Although the Biosphere 2 display represented one of Price’s biggest triumphs, at the same time he was dealing with the break-up of his relationship with the mother of their children, who had moved with them to a remote town in western New Mexico. In order to be close to his son and daughter, Price used funds he received from the Biosphere 2 project to purchase a small piece of land and construct a studio and display room near them. He spent over two years meticulously reassembling his collection of Atomic Art and working on a new group of masks. Separated from most of his friends and unable to find any real allies in this small ranching community, he would spend hours making music on his guitar and piano tuning boards and creating sculpture. He also began experimenting with a PhotoShop program on a small Macintosh computer producing elaborate digital drawings utilizing skills he had taught himself. Sadly, these pieces are some of the last artworks he created.
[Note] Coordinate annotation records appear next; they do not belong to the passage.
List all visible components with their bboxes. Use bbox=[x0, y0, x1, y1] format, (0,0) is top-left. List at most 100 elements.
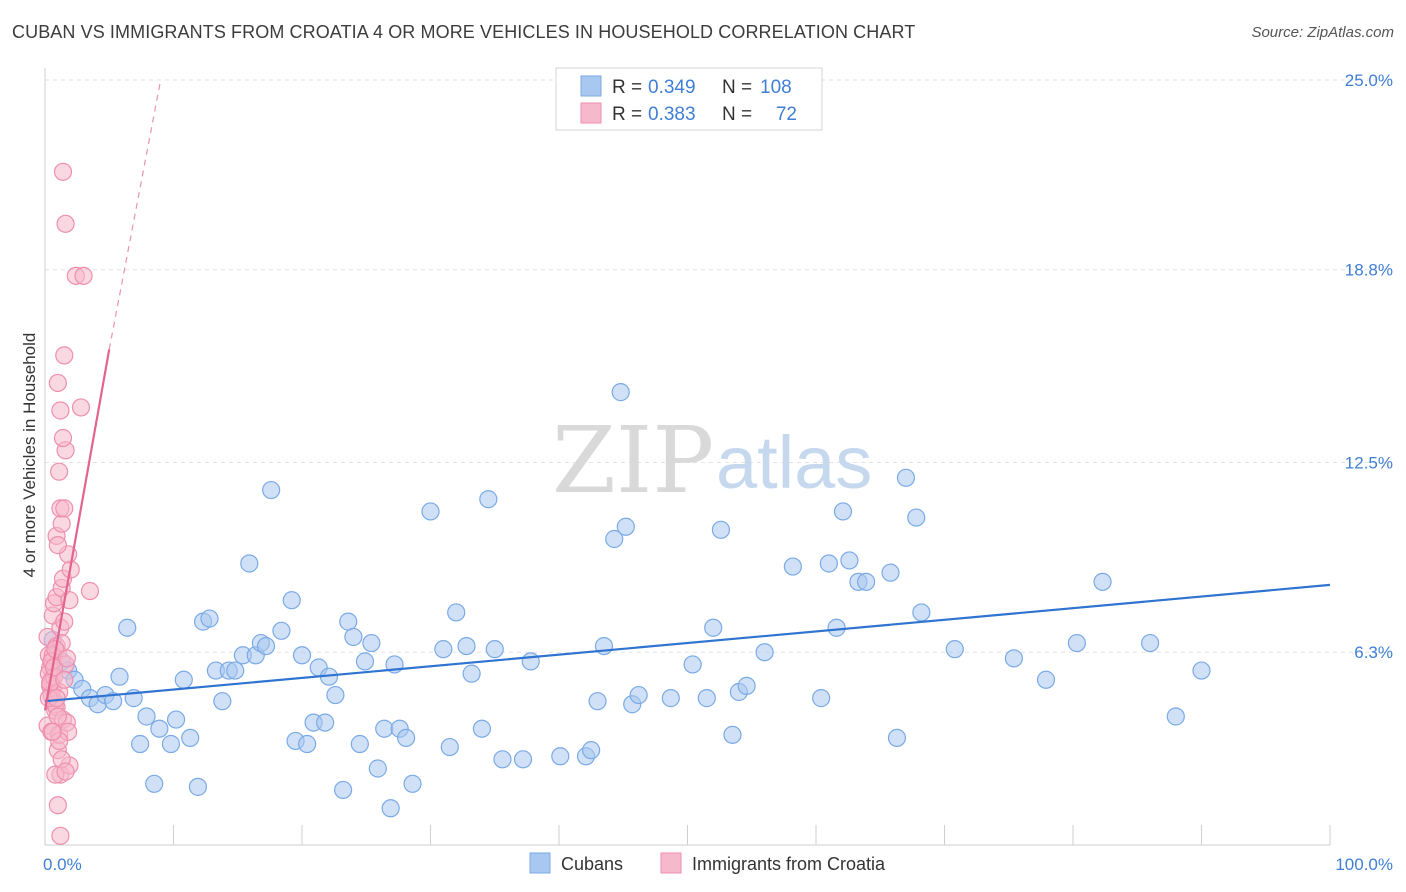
croatia-point-61 bbox=[57, 649, 76, 668]
cubans-point-77 bbox=[629, 685, 648, 705]
cubans-point-49 bbox=[368, 759, 387, 778]
croatia-point-30 bbox=[55, 612, 74, 631]
cubans-point-9 bbox=[110, 667, 129, 686]
cubans-point-59 bbox=[447, 603, 466, 622]
croatia-point-56 bbox=[47, 689, 66, 708]
croatia-point-42 bbox=[53, 428, 73, 448]
cubans-point-42 bbox=[326, 685, 345, 705]
watermark: ZIP atlas bbox=[552, 407, 872, 514]
cubans-point-22 bbox=[200, 609, 219, 628]
cubans-point-71 bbox=[588, 692, 607, 711]
cubans-point-50 bbox=[375, 719, 394, 738]
cubans-point-26 bbox=[226, 661, 245, 680]
legend-n-label-1: N = bbox=[722, 77, 752, 98]
cubans-point-95 bbox=[881, 563, 900, 582]
croatia-point-40 bbox=[50, 462, 69, 481]
axes bbox=[44, 68, 1331, 846]
cubans-point-46 bbox=[350, 734, 369, 754]
cubans-point-34 bbox=[282, 591, 301, 610]
bottom-legend-swatch-cubans bbox=[529, 852, 551, 874]
cubans-point-24 bbox=[213, 692, 232, 711]
cubans-point-37 bbox=[298, 734, 317, 754]
top-legend: R = 0.349 N = 108 R = 0.383 N = 72 bbox=[555, 67, 823, 131]
cubans-point-68 bbox=[551, 747, 570, 766]
y-tick-label-2: 18.8% bbox=[1345, 261, 1393, 280]
cubans-point-17 bbox=[166, 710, 186, 729]
trend-line-cubans bbox=[44, 583, 1331, 703]
cubans-point-91 bbox=[833, 502, 853, 521]
cubans-point-20 bbox=[188, 777, 208, 796]
cubans-point-97 bbox=[896, 468, 916, 487]
cubans-point-105 bbox=[1140, 633, 1160, 653]
cubans-point-101 bbox=[1004, 649, 1023, 668]
cubans-point-15 bbox=[150, 719, 169, 738]
bottom-legend-label-croatia: Immigrants from Croatia bbox=[692, 854, 886, 874]
cubans-point-47 bbox=[355, 652, 375, 671]
cubans-point-82 bbox=[711, 520, 731, 539]
croatia-point-45 bbox=[55, 346, 74, 365]
cubans-point-94 bbox=[857, 572, 876, 591]
croatia-point-69 bbox=[56, 762, 75, 781]
legend-r-value-2: 0.383 bbox=[648, 104, 696, 125]
cubans-point-54 bbox=[396, 728, 416, 748]
cubans-point-33 bbox=[272, 621, 291, 640]
cubans-point-18 bbox=[174, 670, 193, 689]
cubans-point-70 bbox=[582, 741, 601, 760]
croatia-point-50 bbox=[53, 162, 73, 181]
cubans-point-8 bbox=[104, 692, 123, 711]
source-label: Source: ZipAtlas.com bbox=[1251, 24, 1394, 41]
croatia-point-64 bbox=[80, 581, 100, 601]
cubans-point-13 bbox=[137, 707, 156, 726]
cubans-point-96 bbox=[887, 728, 907, 748]
trend-line-croatia bbox=[43, 349, 111, 711]
cubans-point-92 bbox=[840, 551, 859, 570]
y-tick-labels: 6.3% 12.5% 18.8% 25.0% bbox=[1345, 71, 1393, 662]
legend-n-value-1: 108 bbox=[760, 77, 792, 98]
cubans-point-87 bbox=[783, 557, 802, 576]
legend-swatch-cubans bbox=[580, 75, 602, 97]
cubans-point-85 bbox=[737, 676, 756, 695]
croatia-point-36 bbox=[48, 796, 67, 815]
legend-n-label-2: N = bbox=[722, 104, 752, 125]
cubans-point-44 bbox=[339, 612, 358, 631]
cubans-point-40 bbox=[316, 713, 335, 732]
cubans-point-58 bbox=[440, 737, 459, 757]
croatia-point-43 bbox=[51, 401, 70, 420]
legend-swatch-croatia bbox=[580, 102, 602, 124]
croatia-point-71 bbox=[48, 536, 67, 555]
watermark-zip: ZIP bbox=[552, 407, 714, 514]
croatia-point-48 bbox=[74, 266, 93, 285]
croatia-point-37 bbox=[51, 826, 70, 845]
y-tick-label-1: 12.5% bbox=[1345, 454, 1393, 473]
cubans-point-100 bbox=[945, 640, 964, 659]
croatia-point-66 bbox=[55, 499, 74, 518]
y-tick-label-3: 25.0% bbox=[1345, 71, 1393, 90]
cubans-point-12 bbox=[130, 734, 150, 754]
cubans-point-62 bbox=[472, 719, 491, 738]
cubans-point-90 bbox=[827, 618, 846, 637]
cubans-point-61 bbox=[462, 664, 481, 683]
bottom-legend: Cubans Immigrants from Croatia bbox=[529, 852, 886, 874]
cubans-point-48 bbox=[362, 633, 381, 653]
croatia-point-60 bbox=[55, 670, 74, 689]
x-tick-label-1: 100.0% bbox=[1335, 855, 1393, 874]
trend-lines bbox=[43, 79, 1331, 711]
cubans-point-55 bbox=[403, 774, 422, 793]
cubans-point-99 bbox=[912, 603, 931, 622]
trend-line-croatia-extension bbox=[108, 79, 162, 350]
series-croatia bbox=[38, 162, 100, 845]
y-axis-title: 4 or more Vehicles in Household bbox=[20, 333, 39, 578]
cubans-point-14 bbox=[145, 774, 164, 793]
cubans-point-19 bbox=[181, 728, 200, 748]
cubans-point-63 bbox=[479, 490, 498, 509]
croatia-point-44 bbox=[48, 373, 67, 393]
cubans-point-56 bbox=[421, 502, 440, 521]
cubans-point-106 bbox=[1166, 707, 1185, 726]
bottom-legend-label-cubans: Cubans bbox=[561, 854, 623, 874]
legend-r-value-1: 0.349 bbox=[648, 77, 696, 98]
croatia-point-58 bbox=[48, 707, 67, 726]
cubans-point-32 bbox=[262, 480, 281, 500]
cubans-point-88 bbox=[812, 689, 831, 708]
x-tick-label-0: 0.0% bbox=[43, 855, 82, 874]
croatia-point-70 bbox=[43, 722, 62, 741]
In the fall of 1998, Price suffered a major stroke. After being hospitalized for several months he was moved into a small apartment in Santa Fe provided to him by longtime friend, Norma Cross (daughter of renowned artist, Doris Cross). Friends of Price rallied to his aid and a major auction was held in Santa Fe to raise money for his care. Despite the attention of his doctors, nurses, and friends, the severe nature of the stroke prevented him from any substantial recovery. He died peacefully, although much too soon, on the morning of a beautiful Spring snowfall on March 3, 2000. A memorial for him held near Santa Fe drew hundreds of his friends and admirers who gathered to pay their respects to this unique man. Many share the sentiments expressed there by David Lubell, who said: “Tony was truly one of the most extraordinarily gifted and creative human beings I would ever have the pleasure of knowing”.
As per Tony’s wishes, his remaining collection of 144 pieces of Atomic Art are being kept together, and plans are being developed to create a permanent home for this important body of work that remains as relevant today as when it was created.